- Church: Roman Catholic Church
- Appointed: 4 January 1975
- Retired: 15 October 2005
- Predecessor: New Creation
- Successor: Héctor Luis Morales Sánchez
- Other post(s): Titular Bishop of Santa Giusta (1975–1978)

Orders
- Ordination: 5 July 1953 (Priest)
- Consecration: 19 March 1975 (Bishop) by Mario Pio Gaspari

Personal details
- Born: Hermenegildo Ramírez Sánchez 13 April 1929 Mexico City, Mexico
- Died: 29 January 2022 (aged 92) Querétaro City, Mexico

= Hermenegildo Ramírez Sánchez =

Mexican Roman Catholic prelate (1929–2022)

Hermenegildo Ramírez Sánchez, M.J. (13 April 1929 – 29 January 2022) was a Mexican Roman Catholic prelate.

==Life==
Ramírez Sánchez entered the Congregation of the Missionaries of Saint Joseph and made his profession on 12 December 1945. He was ordained as priest on 5 July 1953.

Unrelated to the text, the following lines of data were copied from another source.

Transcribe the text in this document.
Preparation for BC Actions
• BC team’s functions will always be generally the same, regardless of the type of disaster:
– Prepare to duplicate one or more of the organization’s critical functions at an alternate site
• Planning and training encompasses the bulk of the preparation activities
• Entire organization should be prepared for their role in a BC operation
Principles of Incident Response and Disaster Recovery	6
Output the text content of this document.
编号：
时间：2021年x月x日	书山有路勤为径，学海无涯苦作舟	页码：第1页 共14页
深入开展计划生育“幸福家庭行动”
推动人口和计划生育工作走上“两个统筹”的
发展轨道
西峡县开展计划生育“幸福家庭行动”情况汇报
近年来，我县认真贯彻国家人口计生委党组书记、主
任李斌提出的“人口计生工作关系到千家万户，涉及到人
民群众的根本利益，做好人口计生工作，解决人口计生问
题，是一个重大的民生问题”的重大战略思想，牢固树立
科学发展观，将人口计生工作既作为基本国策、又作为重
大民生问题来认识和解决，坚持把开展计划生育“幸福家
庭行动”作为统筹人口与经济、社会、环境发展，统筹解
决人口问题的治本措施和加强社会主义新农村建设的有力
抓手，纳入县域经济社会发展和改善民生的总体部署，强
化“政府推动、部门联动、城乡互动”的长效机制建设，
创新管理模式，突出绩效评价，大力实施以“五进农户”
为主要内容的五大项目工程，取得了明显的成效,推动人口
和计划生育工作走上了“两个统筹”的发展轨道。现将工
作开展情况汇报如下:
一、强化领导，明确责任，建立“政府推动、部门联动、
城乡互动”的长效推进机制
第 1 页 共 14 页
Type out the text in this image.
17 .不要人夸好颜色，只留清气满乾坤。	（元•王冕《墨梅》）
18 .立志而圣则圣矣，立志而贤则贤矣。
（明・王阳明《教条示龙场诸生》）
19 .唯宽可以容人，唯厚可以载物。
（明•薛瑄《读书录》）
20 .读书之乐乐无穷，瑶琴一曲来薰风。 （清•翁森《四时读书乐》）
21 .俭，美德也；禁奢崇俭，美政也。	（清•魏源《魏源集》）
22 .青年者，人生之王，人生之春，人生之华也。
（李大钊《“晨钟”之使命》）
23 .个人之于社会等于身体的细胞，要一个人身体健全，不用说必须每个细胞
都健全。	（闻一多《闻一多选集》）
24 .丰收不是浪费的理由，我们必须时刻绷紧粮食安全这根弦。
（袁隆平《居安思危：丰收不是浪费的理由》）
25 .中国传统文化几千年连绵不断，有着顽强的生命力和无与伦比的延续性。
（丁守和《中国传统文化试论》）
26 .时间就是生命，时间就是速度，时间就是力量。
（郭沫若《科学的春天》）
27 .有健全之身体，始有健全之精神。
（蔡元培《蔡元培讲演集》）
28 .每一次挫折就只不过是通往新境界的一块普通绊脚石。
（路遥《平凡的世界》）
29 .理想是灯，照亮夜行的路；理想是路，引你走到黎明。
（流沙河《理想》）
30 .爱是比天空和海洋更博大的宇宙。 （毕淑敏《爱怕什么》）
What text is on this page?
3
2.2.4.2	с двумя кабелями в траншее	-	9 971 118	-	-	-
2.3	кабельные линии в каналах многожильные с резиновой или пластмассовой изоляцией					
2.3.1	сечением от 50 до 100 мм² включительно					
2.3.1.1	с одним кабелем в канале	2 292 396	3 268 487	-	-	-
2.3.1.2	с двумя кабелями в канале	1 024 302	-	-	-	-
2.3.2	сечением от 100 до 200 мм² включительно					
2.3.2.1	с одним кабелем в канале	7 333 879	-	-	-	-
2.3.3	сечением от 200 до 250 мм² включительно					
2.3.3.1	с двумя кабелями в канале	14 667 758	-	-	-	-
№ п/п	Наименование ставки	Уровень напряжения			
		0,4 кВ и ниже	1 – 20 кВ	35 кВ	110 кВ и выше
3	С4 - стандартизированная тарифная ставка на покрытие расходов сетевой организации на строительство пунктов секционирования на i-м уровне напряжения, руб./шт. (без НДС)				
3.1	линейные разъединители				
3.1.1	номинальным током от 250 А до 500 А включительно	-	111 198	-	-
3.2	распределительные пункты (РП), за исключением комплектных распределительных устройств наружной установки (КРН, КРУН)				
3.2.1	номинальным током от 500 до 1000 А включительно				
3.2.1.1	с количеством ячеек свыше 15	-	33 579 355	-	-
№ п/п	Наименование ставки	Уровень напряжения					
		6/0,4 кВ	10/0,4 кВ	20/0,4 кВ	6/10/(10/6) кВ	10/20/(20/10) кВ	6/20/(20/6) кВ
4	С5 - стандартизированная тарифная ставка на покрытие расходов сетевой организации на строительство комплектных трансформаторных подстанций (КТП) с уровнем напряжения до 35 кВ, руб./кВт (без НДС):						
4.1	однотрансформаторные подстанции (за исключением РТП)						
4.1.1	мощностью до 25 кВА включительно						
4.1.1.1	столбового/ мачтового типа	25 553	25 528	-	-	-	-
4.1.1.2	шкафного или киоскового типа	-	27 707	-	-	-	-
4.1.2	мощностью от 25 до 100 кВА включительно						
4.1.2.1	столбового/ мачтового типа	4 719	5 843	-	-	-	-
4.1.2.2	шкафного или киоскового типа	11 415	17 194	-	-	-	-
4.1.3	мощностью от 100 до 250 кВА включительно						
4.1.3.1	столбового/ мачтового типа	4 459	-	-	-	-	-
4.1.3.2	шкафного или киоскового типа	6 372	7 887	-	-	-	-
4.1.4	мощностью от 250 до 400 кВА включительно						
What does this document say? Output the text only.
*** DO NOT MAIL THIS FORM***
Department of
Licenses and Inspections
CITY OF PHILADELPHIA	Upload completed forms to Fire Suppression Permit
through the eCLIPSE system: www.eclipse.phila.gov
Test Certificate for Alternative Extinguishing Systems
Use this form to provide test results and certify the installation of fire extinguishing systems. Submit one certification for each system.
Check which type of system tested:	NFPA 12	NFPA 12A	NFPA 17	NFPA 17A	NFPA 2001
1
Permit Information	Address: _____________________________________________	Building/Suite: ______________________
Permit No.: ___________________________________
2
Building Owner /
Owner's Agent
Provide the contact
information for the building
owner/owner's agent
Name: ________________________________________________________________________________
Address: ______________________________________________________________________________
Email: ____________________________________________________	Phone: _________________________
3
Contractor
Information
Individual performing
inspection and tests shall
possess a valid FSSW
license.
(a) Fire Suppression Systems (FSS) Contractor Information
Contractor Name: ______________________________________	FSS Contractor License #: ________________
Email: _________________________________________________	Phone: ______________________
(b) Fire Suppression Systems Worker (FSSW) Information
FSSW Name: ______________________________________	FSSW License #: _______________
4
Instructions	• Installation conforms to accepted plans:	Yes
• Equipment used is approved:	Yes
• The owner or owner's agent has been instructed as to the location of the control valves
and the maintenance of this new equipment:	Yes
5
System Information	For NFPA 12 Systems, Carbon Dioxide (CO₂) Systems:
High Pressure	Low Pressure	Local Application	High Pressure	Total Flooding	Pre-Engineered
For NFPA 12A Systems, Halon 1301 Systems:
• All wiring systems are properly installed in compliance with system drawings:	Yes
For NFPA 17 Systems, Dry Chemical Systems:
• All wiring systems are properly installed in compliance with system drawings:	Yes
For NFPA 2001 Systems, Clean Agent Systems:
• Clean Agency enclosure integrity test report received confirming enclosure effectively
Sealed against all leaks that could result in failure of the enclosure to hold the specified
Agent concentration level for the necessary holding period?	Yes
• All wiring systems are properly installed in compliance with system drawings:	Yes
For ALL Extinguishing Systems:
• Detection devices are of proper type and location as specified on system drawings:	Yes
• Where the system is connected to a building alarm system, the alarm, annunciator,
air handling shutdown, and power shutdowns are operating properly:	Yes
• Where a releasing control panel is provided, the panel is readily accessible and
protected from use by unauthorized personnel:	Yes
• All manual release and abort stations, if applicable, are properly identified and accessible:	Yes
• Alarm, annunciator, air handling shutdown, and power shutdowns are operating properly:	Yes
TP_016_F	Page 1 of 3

Pope Paul VI appointed him on 4 January 1975, the first prelate of Huautla and Titular Bishop of Santa Giusta. The Apostolic Delegate in Mexico, Mario Pio Gaspari, consecrated him on 19 March of the same year in the Cathedral of San Juan Evangelista in Huautla de Jiménez; Co-consecrators were Ernesto Corripio y Ahumada, Archbishop of Antequera, and Braulio Sánchez Fuentes SDB, Prelate of Mixes.

On 15 February 1978, Ramírez Sánchez renounced his titular bishop seat in the course of the new allocation guidelines of the Roman Curia. On 15 October 2005, Pope Benedict XVI accepted his retirement because of the age.

Ramírez Sánchez was hospitalized due to health complications from COVID-19 in San Juan del Río in Querétaro City in January 2022. He died from the virus on 29 January, at the age of 92.